Evaluate: `intcos^(-1)((1-x^2)/(1+x^2))\ dx`

To evaluate the integral \( I = \int \cos^{-1} \left( \frac{1 - x^2}{1 + x^2} \right) \, dx \), we can follow these steps: ### Step 1: Substitution Let \( x = \tan \theta \).
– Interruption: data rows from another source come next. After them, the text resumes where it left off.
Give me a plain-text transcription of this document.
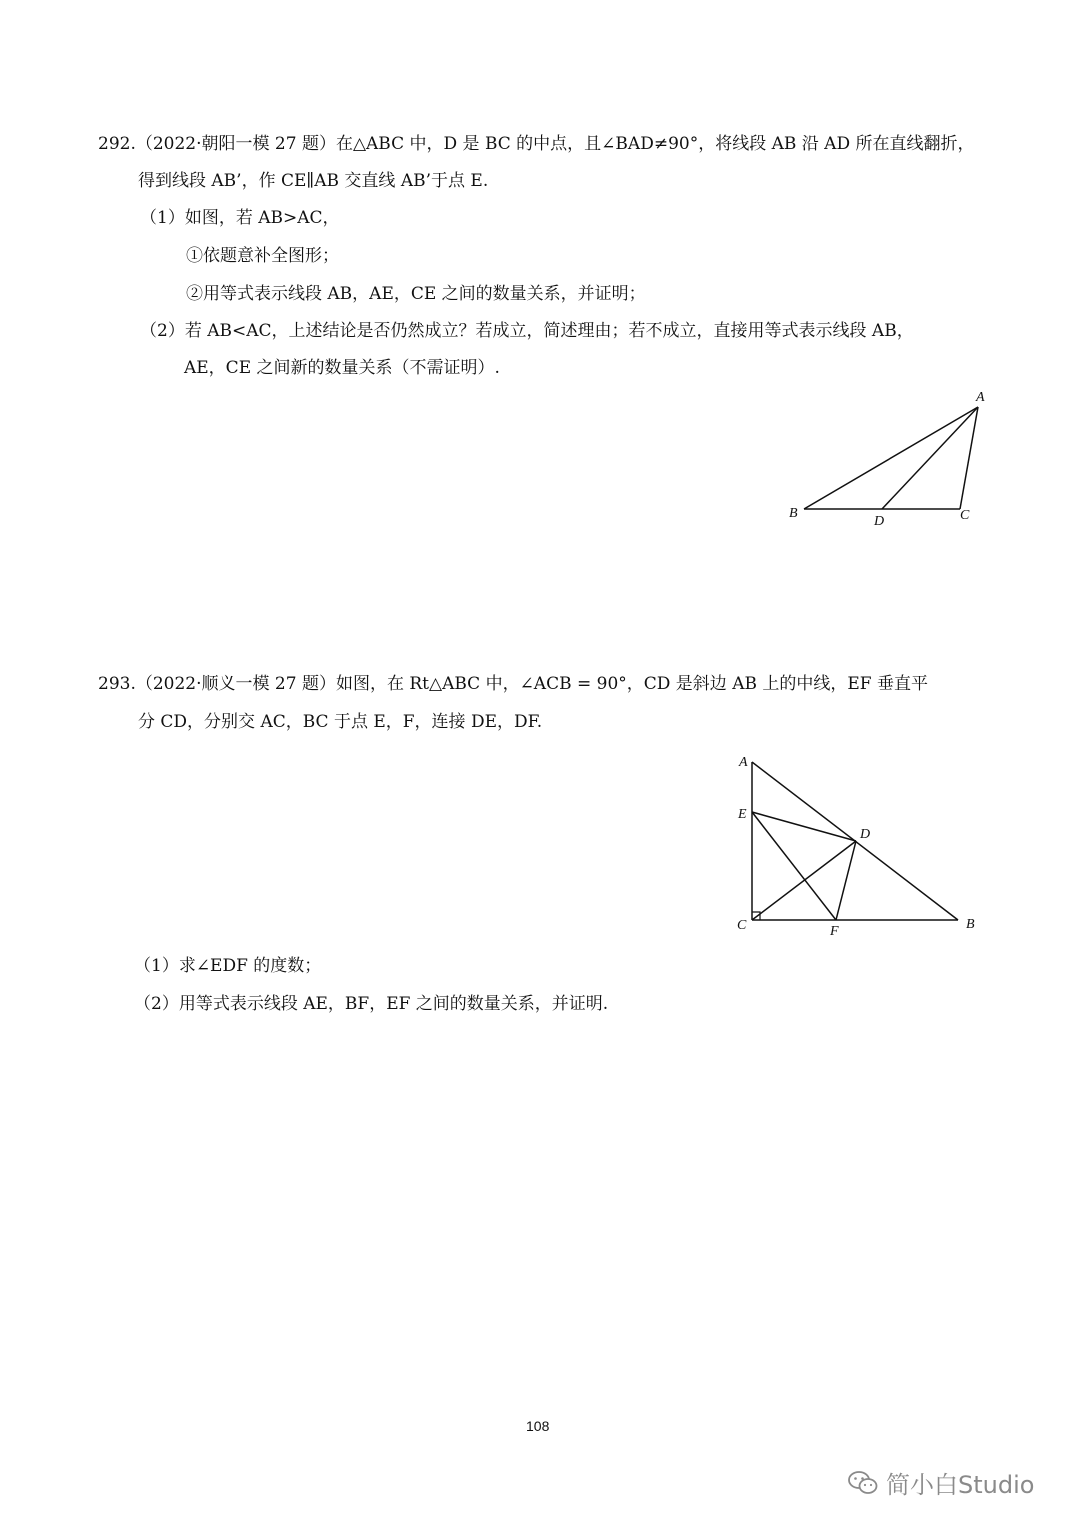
292.（2022·朝阳一模 27 题）在△ABC 中，D 是 BC 的中点，且∠BAD≠90°，将线段 AB 沿 AD 所在直线翻折，
得到线段 AB’，作 CE∥AB 交直线 AB’于点 E.
（1）如图，若 AB>AC，
①依题意补全图形；
②用等式表示线段 AB，AE，CE 之间的数量关系，并证明；
（2）若 AB<AC，上述结论是否仍然成立？若成立，简述理由；若不成立，直接用等式表示线段 AB，
AE，CE 之间新的数量关系（不需证明）.
A
B	C
D
293.（2022·顺义一模 27 题）如图，在 Rt△ABC 中，∠ACB = 90°，CD 是斜边 AB 上的中线，EF 垂直平
分 CD，分别交 AC，BC 于点 E，F，连接 DE，DF.
A
E
D
C	F	B
（1）求∠EDF 的度数；
（2）用等式表示线段 AE，BF，EF 之间的数量关系，并证明.
108
简小白Studio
Then, the differential \( dx \) becomes: \[ dx = \sec^2 \theta \, d\theta \] ### Step 2: Rewrite the Integral Substituting \( x = \tan \theta \) into the integral, we have: \[ I = \int \cos^{-1} \left( \frac{1 - \tan^2 \theta}{1 + \tan^2 \theta} \right) \sec^2 \theta \, d\theta \] Using the identity \( \cos 2\theta = \frac{1 - \tan^2 \theta}{1 + \tan^2 \theta} \), we can rewrite the integral as: \[ I = \int \cos^{-1}(\cos 2\theta) \sec^2 \theta \, d\theta \] ### Step 3: Simplifying the Integral Since \( \cos^{-1}(\cos 2\theta) = 2\theta \) (for \( 0 \leq 2\theta \leq \pi \)), we can simplify the integral: \[ I = \int 2\theta \sec^2 \theta \, d\theta \] ### Step 4: Integration by Parts Using integration by parts, let: - \( u = 2\theta \) \(\Rightarrow du = 2 \, d\theta\) - \( dv = \sec^2 \theta \, d\theta \) \(\Rightarrow v = \tan \theta\) Now applying the integration by parts formula \( \int u \, dv = uv - \int v \, du \): \[ I = 2\theta \tan \theta - \int \tan \theta (2) \, d\theta \] \[ I = 2\theta \tan \theta - 2 \int \tan \theta \, d\theta \] ### Step 5: Integrating \( \tan \theta \) The integral of \( \tan \theta \) is: \[ \int \tan \theta \, d\theta = -\log |\cos \theta| + C \] Thus: \[ I = 2\theta \tan \theta + 2\log |\cos \theta| + C \] ### Step 6: Back Substitution Now we need to substitute back \( \theta \) in terms of \( x \): - From \( x = \tan \theta \), we have \( \theta = \tan^{-1}(x) \). - Also, \( \tan \theta = x \) and \( \cos \theta = \frac{1}{\sqrt{1+x^2}} \). Substituting these back into our expression for \( I \): \[ I = 2 \tan^{-1}(x) \cdot x + 2 \log \left( \frac{1}{\sqrt{1+x^2}} \right) + C \] \[ I = 2x \tan^{-1}(x) - \log(1+x^2) + C \] ### Final Answer Thus, the evaluated integral is: \[ \int \cos^{-1} \left( \frac{1 - x^2}{1 + x^2} \right) \, dx = 2x \tan^{-1}(x) - \log(1+x^2) + C \]